Atteggiamento critico e impegno morale


Recensione di Giuseppe Panella, Giovanni Spena, Il lascito Foucault, Clinamen, Firenze 2006 (150 p.)


Dal momento in cui si decide di scrivere un libro sull’eredità lasciata da un filosofo ai suoi lettori, diventa opinabile qualsiasi scelta. È infatti sempre molto arbitrario decidere ciò che di un pensiero è essenziale e necessario, e quanto invece vi è in esso di superfluo e occasionale.

Una simile operazione è poi ancor più complessa se ad esserne coinvolto è un autore come Foucault, che ha sempre rinnegato l’attributo di filosofo e ha sempre riflettuto sulla nozione di verità oltre ogni enfasi di carattere metafisico, gnoseologico o ontologico. Per Foucault, infatti, la questione relativa alla verità non può che essere indagata all’interno dei rapporti storicamente dati tra potere e sapere. Scrive Foucault: il «problema generale che inseguo – o che mi insegue da più di quindici anni – e che guida d’altronde la maggior parte dei miei libri», è rispondere alla domanda: «in che modo, nelle società occidentali moderne, la produzione di discorsi cui si è attribuito (almeno per un certo periodo di tempo) un valore di verità è legata ai vari meccanismi e istituzioni di potere?» (M. Foucault, La volontà di sapere [1976], Feltrinelli, Milano 2004, p. 8).

Si tratta di un interrogativo cui Foucault ha cercato di trovare risposta indagando sui percorsi di soggettivazione, ovvero sui vari modi in cui il soggetto ha fatto esperienza di sé in diverse fasi del pensiero occidentale e in più ambiti. In tal senso, i tre volumi della Storia della sessualità sono senz’altro esemplificativi. In essi, infatti, vi si trova il tentativo di ricostruire la fitta rete di correlazione tra campi del sapere, sistema di regole e costituzione della soggettività in riferimento a quel «campo di indagine che si potrebbe chiamare la storia dell’uomo di desiderio». Una storia che viene indagata a partire dalle condizioni che hanno reso possibile e vera una certa esperienza del desiderio e della sessualità.

Ciò che quindi caratterizza la ricerca di Foucault è proprio lo sforzo di riflettere assumendo come punto di partenza il soggetto nella sua concreta ed effettiva esistenza. Uno sforzo che ha come obiettivo – e l’ultimo Foucault è molto esplicito in merito – l’«indagine storica attraverso gli eventi che ci hanno condotto a costituirci e a riconoscerci come soggetti di ciò che facciamo, pensiamo e diciamo» in vista di un rinnovamento etico possibile. «L’ethos filosofico proprio dell’ontologia critica di noi stessi» viene pertanto caratterizzato da Foucault «come una prova storico-pratica dei limiti che possiamo superare e quindi come un lavoro di noi stessi su noi stessi in quanto esseri liberi» (M. Foucault, Che cos’è l’Illuminismo? [1984], in Archivio Foucault 3. 1978-1985. Estetica dell’esistenza, etica e politica, Feltrinelli, Milano 1996, pp. 228-229).

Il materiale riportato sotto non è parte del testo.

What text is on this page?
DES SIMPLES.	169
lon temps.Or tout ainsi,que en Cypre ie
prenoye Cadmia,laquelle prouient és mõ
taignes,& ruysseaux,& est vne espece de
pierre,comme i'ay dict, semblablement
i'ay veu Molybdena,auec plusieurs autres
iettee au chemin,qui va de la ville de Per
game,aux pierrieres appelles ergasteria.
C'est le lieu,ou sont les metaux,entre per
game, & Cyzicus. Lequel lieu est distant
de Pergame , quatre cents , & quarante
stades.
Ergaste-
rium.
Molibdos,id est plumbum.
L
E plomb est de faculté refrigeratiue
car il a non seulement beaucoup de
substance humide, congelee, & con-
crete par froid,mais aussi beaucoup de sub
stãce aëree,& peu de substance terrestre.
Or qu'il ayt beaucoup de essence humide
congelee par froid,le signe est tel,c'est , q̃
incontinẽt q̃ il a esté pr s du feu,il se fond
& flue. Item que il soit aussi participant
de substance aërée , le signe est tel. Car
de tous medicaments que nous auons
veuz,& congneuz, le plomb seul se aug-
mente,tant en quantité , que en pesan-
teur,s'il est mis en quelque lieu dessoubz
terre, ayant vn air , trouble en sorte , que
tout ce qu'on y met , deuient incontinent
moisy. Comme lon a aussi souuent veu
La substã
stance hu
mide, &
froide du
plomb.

Coerentemente a questa dimensione etica che motiva l’intera ricerca foucaultiana, Panella e Spena, i due autori di Il lascito di Foucault, individuano come filo conduttore per rileggere le opere del filosofo l’idea che la riflessine sia un gesto concreto che media il rapporto con la realtà. Ed è quindi in quest’ottica che gli autori si occupano di due diversi ambiti della ricerca foucaultiana: la letteratura e la dimensione etico-morale.

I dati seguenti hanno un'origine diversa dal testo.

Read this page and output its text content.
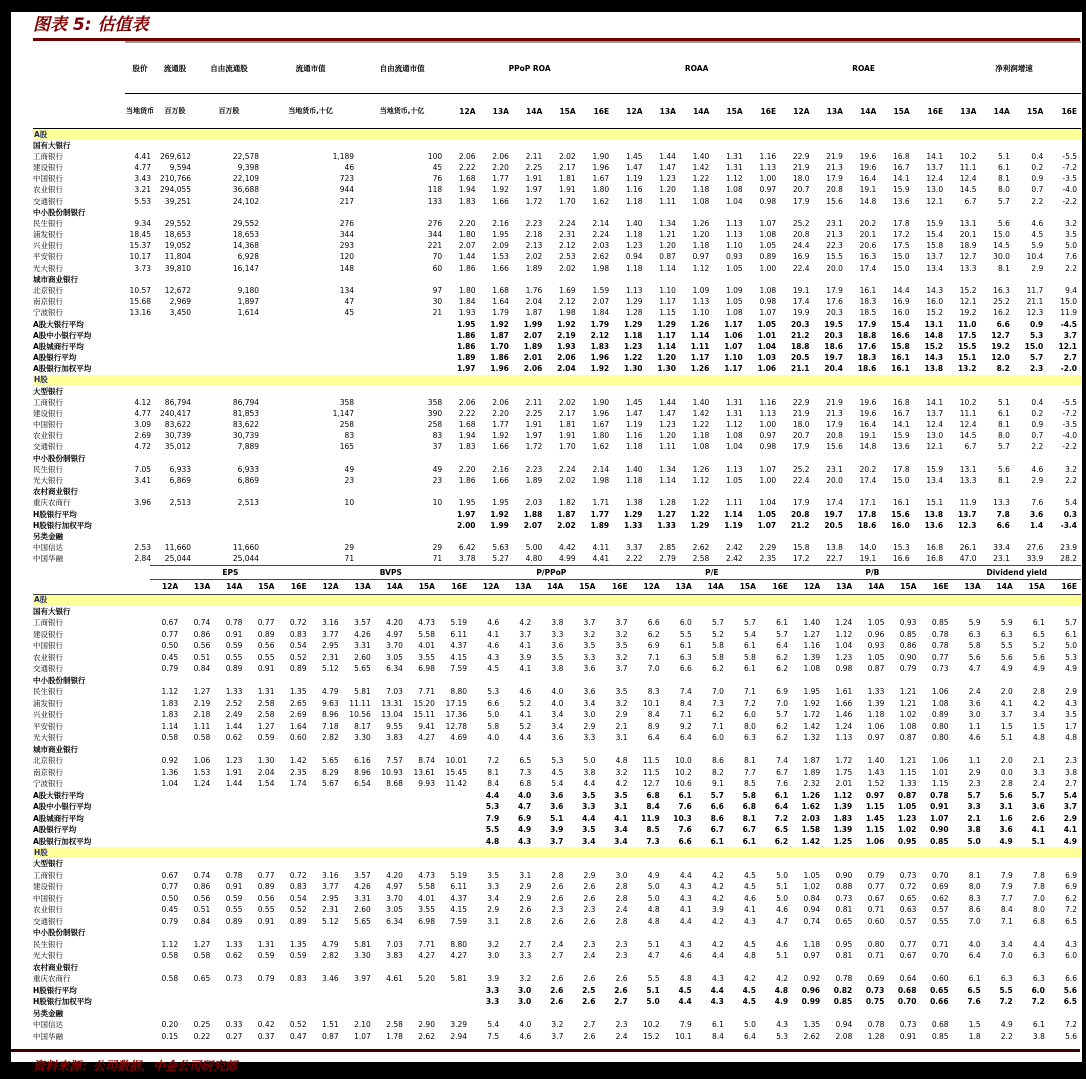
图表 5: 估值表
	股价	流通股	自由流通股	流通市值	自由流通市值	PPoP ROA					ROAA					ROAE					净利润增速			
	当地货币	百万股	百万股	当地货币,十亿	当地货币,十亿	12A	13A	14A	15A	16E	12A	13A	14A	15A	16E	12A	13A	14A	15A	16E	13A	14A	15A	16E
A股																								
国有大银行																								
工商银行	4.41	269,612	22,578	1,189	100	2.06	2.06	2.11	2.02	1.90	1.45	1.44	1.40	1.31	1.16	22.9	21.9	19.6	16.8	14.1	10.2	5.1	0.4	-5.5
建设银行	4.77	9,594	9,398	46	45	2.22	2.20	2.25	2.17	1.96	1.47	1.47	1.42	1.31	1.13	21.9	21.3	19.6	16.7	13.7	11.1	6.1	0.2	-7.2
中国银行	3.43	210,766	22,109	723	76	1.68	1.77	1.91	1.81	1.67	1.19	1.23	1.22	1.12	1.00	18.0	17.9	16.4	14.1	12.4	12.4	8.1	0.9	-3.5
农业银行	3.21	294,055	36,688	944	118	1.94	1.92	1.97	1.91	1.80	1.16	1.20	1.18	1.08	0.97	20.7	20.8	19.1	15.9	13.0	14.5	8.0	0.7	-4.0
交通银行	5.53	39,251	24,102	217	133	1.83	1.66	1.72	1.70	1.62	1.18	1.11	1.08	1.04	0.98	17.9	15.6	14.8	13.6	12.1	6.7	5.7	2.2	-2.2
中小股份制银行																								
民生银行	9.34	29,552	29,552	276	276	2.20	2.16	2.23	2.24	2.14	1.40	1.34	1.26	1.13	1.07	25.2	23.1	20.2	17.8	15.9	13.1	5.6	4.6	3.2
浦发银行	18.45	18,653	18,653	344	344	1.80	1.95	2.18	2.31	2.24	1.18	1.21	1.20	1.13	1.08	20.8	21.3	20.1	17.2	15.4	20.1	15.0	4.5	3.5
兴业银行	15.37	19,052	14,368	293	221	2.07	2.09	2.13	2.12	2.03	1.23	1.20	1.18	1.10	1.05	24.4	22.3	20.6	17.5	15.8	18.9	14.5	5.9	5.0
平安银行	10.17	11,804	6,928	120	70	1.44	1.53	2.02	2.53	2.62	0.94	0.87	0.97	0.93	0.89	16.9	15.5	16.3	15.0	13.7	12.7	30.0	10.4	7.6
光大银行	3.73	39,810	16,147	148	60	1.86	1.66	1.89	2.02	1.98	1.18	1.14	1.12	1.05	1.00	22.4	20.0	17.4	15.0	13.4	13.3	8.1	2.9	2.2
城市商业银行																								
北京银行	10.57	12,672	9,180	134	97	1.80	1.68	1.76	1.69	1.59	1.13	1.10	1.09	1.09	1.08	19.1	17.9	16.1	14.4	14.3	15.2	16.3	11.7	9.4
南京银行	15.68	2,969	1,897	47	30	1.84	1.64	2.04	2.12	2.07	1.29	1.17	1.13	1.05	0.98	17.4	17.6	18.3	16.9	16.0	12.1	25.2	21.1	15.0
宁波银行	13.16	3,450	1,614	45	21	1.93	1.79	1.87	1.98	1.84	1.28	1.15	1.10	1.08	1.07	19.9	20.3	18.5	16.0	15.2	19.2	16.2	12.3	11.9
A股大银行平均						1.95	1.92	1.99	1.92	1.79	1.29	1.29	1.26	1.17	1.05	20.3	19.5	17.9	15.4	13.1	11.0	6.6	0.9	-4.5
A股中小银行平均						1.86	1.87	2.07	2.19	2.12	1.18	1.17	1.14	1.06	1.01	21.2	20.3	18.8	16.6	14.8	17.5	12.7	5.3	3.7
A股城商行平均						1.86	1.70	1.89	1.93	1.83	1.23	1.14	1.11	1.07	1.04	18.8	18.6	17.6	15.8	15.2	15.5	19.2	15.0	12.1
A股银行平均						1.89	1.86	2.01	2.06	1.96	1.22	1.20	1.17	1.10	1.03	20.5	19.7	18.3	16.1	14.3	15.1	12.0	5.7	2.7
A股银行加权平均						1.97	1.96	2.06	2.04	1.92	1.30	1.30	1.26	1.17	1.06	21.1	20.4	18.6	16.1	13.8	13.2	8.2	2.3	-2.0
H股																								
大型银行																								
工商银行	4.12	86,794	86,794	358	358	2.06	2.06	2.11	2.02	1.90	1.45	1.44	1.40	1.31	1.16	22.9	21.9	19.6	16.8	14.1	10.2	5.1	0.4	-5.5
建设银行	4.77	240,417	81,853	1,147	390	2.22	2.20	2.25	2.17	1.96	1.47	1.47	1.42	1.31	1.13	21.9	21.3	19.6	16.7	13.7	11.1	6.1	0.2	-7.2
中国银行	3.09	83,622	83,622	258	258	1.68	1.77	1.91	1.81	1.67	1.19	1.23	1.22	1.12	1.00	18.0	17.9	16.4	14.1	12.4	12.4	8.1	0.9	-3.5
农业银行	2.69	30,739	30,739	83	83	1.94	1.92	1.97	1.91	1.80	1.16	1.20	1.18	1.08	0.97	20.7	20.8	19.1	15.9	13.0	14.5	8.0	0.7	-4.0
交通银行	4.72	35,012	7,889	165	37	1.83	1.66	1.72	1.70	1.62	1.18	1.11	1.08	1.04	0.98	17.9	15.6	14.8	13.6	12.1	6.7	5.7	2.2	-2.2
中小股份制银行																								
民生银行	7.05	6,933	6,933	49	49	2.20	2.16	2.23	2.24	2.14	1.40	1.34	1.26	1.13	1.07	25.2	23.1	20.2	17.8	15.9	13.1	5.6	4.6	3.2
光大银行	3.41	6,869	6,869	23	23	1.86	1.66	1.89	2.02	1.98	1.18	1.14	1.12	1.05	1.00	22.4	20.0	17.4	15.0	13.4	13.3	8.1	2.9	2.2
农村商业银行																								
重庆农商行	3.96	2,513	2,513	10	10	1.95	1.95	2.03	1.82	1.71	1.38	1.28	1.22	1.11	1.04	17.9	17.4	17.1	16.1	15.1	11.9	13.3	7.6	5.4
H股银行平均						1.97	1.92	1.88	1.87	1.77	1.29	1.27	1.22	1.14	1.05	20.8	19.7	17.8	15.6	13.8	13.7	7.8	3.6	0.3
H股银行加权平均						2.00	1.99	2.07	2.02	1.89	1.33	1.33	1.29	1.19	1.07	21.2	20.5	18.6	16.0	13.6	12.3	6.6	1.4	-3.4
另类金融																								
中国信达	2.53	11,660	11,660	29	29	6.42	5.63	5.00	4.42	4.11	3.37	2.85	2.62	2.42	2.29	15.8	13.8	14.0	15.3	16.8	26.1	33.4	27.6	23.9
中国华融	2.84	25,044	25,044	71	71	3.78	5.27	4.80	4.99	4.41	2.22	2.79	2.58	2.42	2.35	17.2	22.7	19.1	16.6	16.8	47.0	23.1	33.9	28.2
	EPS					BVPS					P/PPoP					P/E					P/B					Dividend yield			
	12A	13A	14A	15A	16E	12A	13A	14A	15A	16E	12A	13A	14A	15A	16E	12A	13A	14A	15A	16E	12A	13A	14A	15A	16E	13A	14A	15A	16E
A股																													
国有大银行																													
工商银行	0.67	0.74	0.78	0.77	0.72	3.16	3.57	4.20	4.73	5.19	4.6	4.2	3.8	3.7	3.7	6.6	6.0	5.7	5.7	6.1	1.40	1.24	1.05	0.93	0.85	5.9	5.9	6.1	5.7
建设银行	0.77	0.86	0.91	0.89	0.83	3.77	4.26	4.97	5.58	6.11	4.1	3.7	3.3	3.2	3.2	6.2	5.5	5.2	5.4	5.7	1.27	1.12	0.96	0.85	0.78	6.3	6.3	6.5	6.1
中国银行	0.50	0.56	0.59	0.56	0.54	2.95	3.31	3.70	4.01	4.37	4.6	4.1	3.6	3.5	3.5	6.9	6.1	5.8	6.1	6.4	1.16	1.04	0.93	0.86	0.78	5.8	5.5	5.2	5.0
农业银行	0.45	0.51	0.55	0.55	0.52	2.31	2.60	3.05	3.55	4.15	4.3	3.9	3.5	3.3	3.2	7.1	6.3	5.8	5.8	6.2	1.39	1.23	1.05	0.90	0.77	5.6	5.6	5.6	5.3
交通银行	0.79	0.84	0.89	0.91	0.89	5.12	5.65	6.34	6.98	7.59	4.5	4.1	3.8	3.6	3.7	7.0	6.6	6.2	6.1	6.2	1.08	0.98	0.87	0.79	0.73	4.7	4.9	4.9	4.9
中小股份制银行																													
民生银行	1.12	1.27	1.33	1.31	1.35	4.79	5.81	7.03	7.71	8.80	5.3	4.6	4.0	3.6	3.5	8.3	7.4	7.0	7.1	6.9	1.95	1.61	1.33	1.21	1.06	2.4	2.0	2.8	2.9
浦发银行	1.83	2.19	2.52	2.58	2.65	9.63	11.11	13.31	15.20	17.15	6.6	5.2	4.0	3.4	3.2	10.1	8.4	7.3	7.2	7.0	1.92	1.66	1.39	1.21	1.08	3.6	4.1	4.2	4.3
兴业银行	1.83	2.18	2.49	2.58	2.69	8.96	10.56	13.04	15.11	17.36	5.0	4.1	3.4	3.0	2.9	8.4	7.1	6.2	6.0	5.7	1.72	1.46	1.18	1.02	0.89	3.0	3.7	3.4	3.5
平安银行	1.14	1.11	1.44	1.27	1.64	7.18	8.17	9.55	9.41	12.78	5.8	5.2	3.4	2.9	2.1	8.9	9.2	7.1	8.0	6.2	1.42	1.24	1.06	1.08	0.80	1.1	1.5	1.5	1.7
光大银行	0.58	0.58	0.62	0.59	0.60	2.82	3.30	3.83	4.27	4.69	4.0	4.4	3.6	3.3	3.1	6.4	6.4	6.0	6.3	6.2	1.32	1.13	0.97	0.87	0.80	4.6	5.1	4.8	4.8
城市商业银行																													
北京银行	0.92	1.06	1.23	1.30	1.42	5.65	6.16	7.57	8.74	10.01	7.2	6.5	5.3	5.0	4.8	11.5	10.0	8.6	8.1	7.4	1.87	1.72	1.40	1.21	1.06	1.1	2.0	2.1	2.3
南京银行	1.36	1.53	1.91	2.04	2.35	8.29	8.96	10.93	13.61	15.45	8.1	7.3	4.5	3.8	3.2	11.5	10.2	8.2	7.7	6.7	1.89	1.75	1.43	1.15	1.01	2.9	0.0	3.3	3.8
宁波银行	1.04	1.24	1.44	1.54	1.74	5.67	6.54	8.68	9.93	11.42	8.4	6.8	5.4	4.4	4.2	12.7	10.6	9.1	8.5	7.6	2.32	2.01	1.52	1.33	1.15	2.3	2.8	2.4	2.7
A股大银行平均											4.4	4.0	3.6	3.5	3.5	6.8	6.1	5.7	5.8	6.1	1.26	1.12	0.97	0.87	0.78	5.7	5.6	5.7	5.4
A股中小银行平均											5.3	4.7	3.6	3.3	3.1	8.4	7.6	6.6	6.8	6.4	1.62	1.39	1.15	1.05	0.91	3.3	3.1	3.6	3.7
A股城商行平均											7.9	6.9	5.1	4.4	4.1	11.9	10.3	8.6	8.1	7.2	2.03	1.83	1.45	1.23	1.07	2.1	1.6	2.6	2.9
A股银行平均											5.5	4.9	3.9	3.5	3.4	8.5	7.6	6.7	6.7	6.5	1.58	1.39	1.15	1.02	0.90	3.8	3.6	4.1	4.1
A股银行加权平均											4.8	4.3	3.7	3.4	3.4	7.3	6.6	6.1	6.1	6.2	1.42	1.25	1.06	0.95	0.85	5.0	4.9	5.1	4.9
H股																													
大型银行																													
工商银行	0.67	0.74	0.78	0.77	0.72	3.16	3.57	4.20	4.73	5.19	3.5	3.1	2.8	2.9	3.0	4.9	4.4	4.2	4.5	5.0	1.05	0.90	0.79	0.73	0.70	8.1	7.9	7.8	6.9
建设银行	0.77	0.86	0.91	0.89	0.83	3.77	4.26	4.97	5.58	6.11	3.3	2.9	2.6	2.6	2.8	5.0	4.3	4.2	4.5	5.1	1.02	0.88	0.77	0.72	0.69	8.0	7.9	7.8	6.9
中国银行	0.50	0.56	0.59	0.56	0.54	2.95	3.31	3.70	4.01	4.37	3.4	2.9	2.6	2.6	2.8	5.0	4.3	4.2	4.6	5.0	0.84	0.73	0.67	0.65	0.62	8.3	7.7	7.0	6.2
农业银行	0.45	0.51	0.55	0.55	0.52	2.31	2.60	3.05	3.55	4.15	2.9	2.6	2.3	2.3	2.4	4.8	4.1	3.9	4.1	4.6	0.94	0.81	0.71	0.63	0.57	8.6	8.4	8.0	7.2
交通银行	0.79	0.84	0.89	0.91	0.89	5.12	5.65	6.34	6.98	7.59	3.1	2.8	2.6	2.6	2.8	4.8	4.4	4.2	4.3	4.7	0.74	0.65	0.60	0.57	0.55	7.0	7.1	6.8	6.5
中小股份制银行																													
民生银行	1.12	1.27	1.33	1.31	1.35	4.79	5.81	7.03	7.71	8.80	3.2	2.7	2.4	2.3	2.3	5.1	4.3	4.2	4.5	4.6	1.18	0.95	0.80	0.77	0.71	4.0	3.4	4.4	4.3
光大银行	0.58	0.58	0.62	0.59	0.59	2.82	3.30	3.83	4.27	4.27	3.0	3.3	2.7	2.4	2.3	4.7	4.6	4.4	4.8	5.1	0.97	0.81	0.71	0.67	0.70	6.4	7.0	6.3	6.0
农村商业银行																													
重庆农商行	0.58	0.65	0.73	0.79	0.83	3.46	3.97	4.61	5.20	5.81	3.9	3.2	2.6	2.6	2.6	5.5	4.8	4.3	4.2	4.2	0.92	0.78	0.69	0.64	0.60	6.1	6.3	6.3	6.6
H股银行平均											3.3	3.0	2.6	2.5	2.6	5.1	4.5	4.4	4.5	4.8	0.96	0.82	0.73	0.68	0.65	6.5	5.5	6.0	5.6
H股银行加权平均											3.3	3.0	2.6	2.6	2.7	5.0	4.4	4.3	4.5	4.9	0.99	0.85	0.75	0.70	0.66	7.6	7.2	7.2	6.5
另类金融																													
中国信达	0.20	0.25	0.33	0.42	0.52	1.51	2.10	2.58	2.90	3.29	5.4	4.0	3.2	2.7	2.3	10.2	7.9	6.1	5.0	4.3	1.35	0.94	0.78	0.73	0.68	1.5	4.9	6.1	7.2
中国华融	0.15	0.22	0.27	0.37	0.47	0.87	1.07	1.78	2.62	2.94	7.5	4.6	3.7	2.6	2.4	15.2	10.1	8.4	6.4	5.3	2.62	2.08	1.28	0.91	0.85	1.8	2.2	3.8	5.6
资料来源：公司数据，中金公司研究部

Nell’intervento di Panella, viene presa in considerazione l’opera foucaultiana degli anni ’60 e, in modo particolare, il lavoro che il filosofo ha svolto nell’ambito della critica letteraria. L’aver scelto di insistere sul rapporto tra Foucault e la letteratura, piuttosto che sulle riflessioni di tipo archeologico, non è certamente casuale. È infatti proprio la letteratura a rappresentare in quegli anni il luogo all’interno del quale è possibile assumere un atteggiamento critico nei confronti della realtà: essa permette una ridefinizione del soggetto nonché una riflessione sul limite e sulla nozione di partage. Non a caso l’autore intitola il suo intervento La pratica letteraria e lo articola in tre capitoli dedicati rispettivamente alle nozioni di autore, trasgressione e follia.

L’elemento che a mio avviso caratterizza la lettura complessiva di Panella rispetto agli argomenti citati è l’idea molto forte che la letteratura possa intervenire criticamente nella realtà, in quanto si costituisce come esperienza di scrittura. «In Foucault», scrive l’autore, «la letteratura sta al posto di scrittura e questo per due ragioni fondamentali: la prima è che la scrittura è un procedimento materiale di costituzione dell’immaginario, la seconda è che la scrittura rimanda sempre ad un altro da sé che non è riconducibile ad esso» (p. 42).